The recovery force of a single pendulum is to do work, and it can be distinguished from this direction. The tensile force of the single pendulum rope is changing, and its net force with gravity changes from time to time, and it is not constant to point to the equilibrium position. It can also be proved by physical formulas that the work done by a single pendulum from the highest point to the lowest point is the work done by the recovery force, and the force in the vertical direction does not do the work, that is, the force in the tangent direction does the work.

2.The second problem can be observed from the image. From the equilibrium position to the peak position is an amplitude, from the equilibrium position to both sides of the sequential take 1 8t that it is greater than the amplitude, this section is the section with the largest velocity, so the displacement difference is also the largest.

On the contrary, take 1 8 t from the crest or trough to both sides, that is, the 1 4 t with the smallest velocity, and the dislocation difference is the smallest.

For fragments with non-upward velocity in the vertical direction, the maximum radius is horizontally thrown, l2=1 2*gt 2, r=vt, and r1max=v ((2l2) g).

The vertical velocity is upward and does not reach the ceiling, i.e., v1 2 2g<=l1, v is set to be v1 in the vertical direction, and v2 in the horizontal direction, v1=gt1,2gs=v1 2,s=v1 2 2g, so 1 2g(t2) 2=v1 2 2g+l2,t total=t1+t2= (v1 2 g 2+2l2 g)+v1 g,r=v2*t total, because v1 2+v2 2=v 2, so r=( (v1 2 g 2+2l2 g)+v1 g)* v 2-v1 2), where 0=l1, v is set to be v1 in the vertical direction, v2 in the horizontal direction, and v3 when the vertical velocity is reached to the ceiling, then 2gl1 = v1 2-v3 2, v3 = (v1 2-2gl1), l1 + l2 = v3t1 + 1 2gt1 2, gt2 = v1-v3, t total = t1 + t2, r = v2 * (t1 + t2), because v1 2 + v2 2 = v 2, so r = (t1 + t2) * v 2- v1 2), replace t1 and t2 with v1, and then find the extreme value of r3max

The largest of r1max, r2max, and r3max is the radius.

This question is difficult, and this is a schematic diagram of the meaning of tangential velocity and normal velocity. The elastic collision means that the tangential velocity to the ceiling remains unchanged, and the normal velocity becomes an equal reversal under the elastic force of the ceiling.

According to the conservation of momentum, we can know that the tangential velocity is unchanged and the direction is opposite, because the whole system is not subject to external force in its tangential direction, while the normal direction is subject to gravity, so the momentum is not conserved. Perfect elasticity here refers to the absence of energy loss after a collision.

1 2gt*t=h, find the running time, r=vt, get the radius.

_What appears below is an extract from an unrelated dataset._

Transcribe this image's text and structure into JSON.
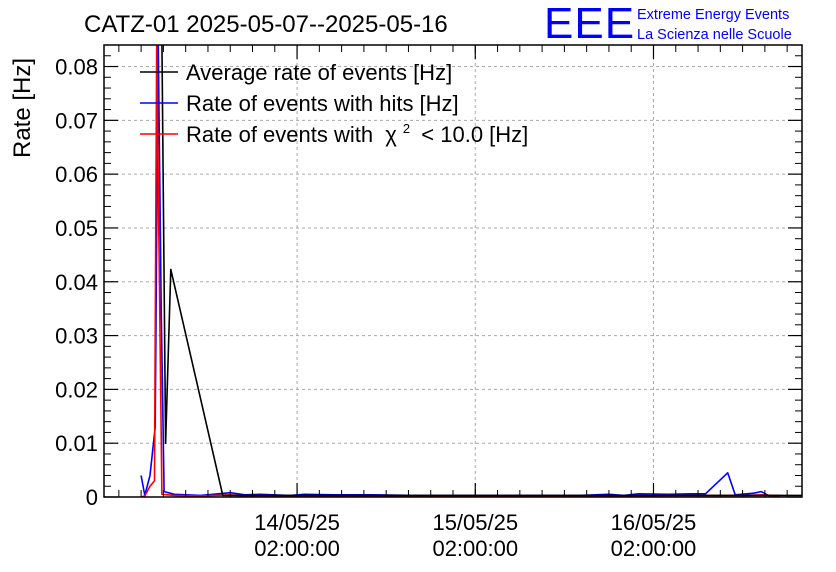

Categorical discussion, do not touch the ceiling and touch the ceiling. Let an angle be arranged separately and find the derivative and the extremum.

d. Stand still.

Using the right-hand spiral, it can be seen that the direction of the magnetic field generated by the current is perpendicular to the outward side of the paper and parallel to the direction of the current in the wire.

Then the wire will not be subjected to force, so it will not move.

I don't want to give more points to these questions, and I'll do it.

There is by s=1 2at 2

s=9 gives t=3

then when rushing up the inclined plate, v=v0-at=4

This step is wrong, s=1 2at 2 is conditional on the initial velocity or end velocity is zero, here obviously has not decelerated to zero, should be calculated with v0 2-v 2=2*a*s1.

Yes, first of all, to be clear, velocity is a vector. And because the y-axis only has two opposite directions, plus and minus, it can only represent the two opposite directions of v. Imagine that the angle of V to 90 degrees, how to reflect it in the direction of the Y axis?

But if it's a rate-time image, it doesn't have to be a straight line, because the rate is a scalar. But there is no such question in high school physics.

No. The amount of velocity change is v. A greater change in velocity means greater v, not a greater change in v. For example, v is constant for the same time in the case of uniform acceleration.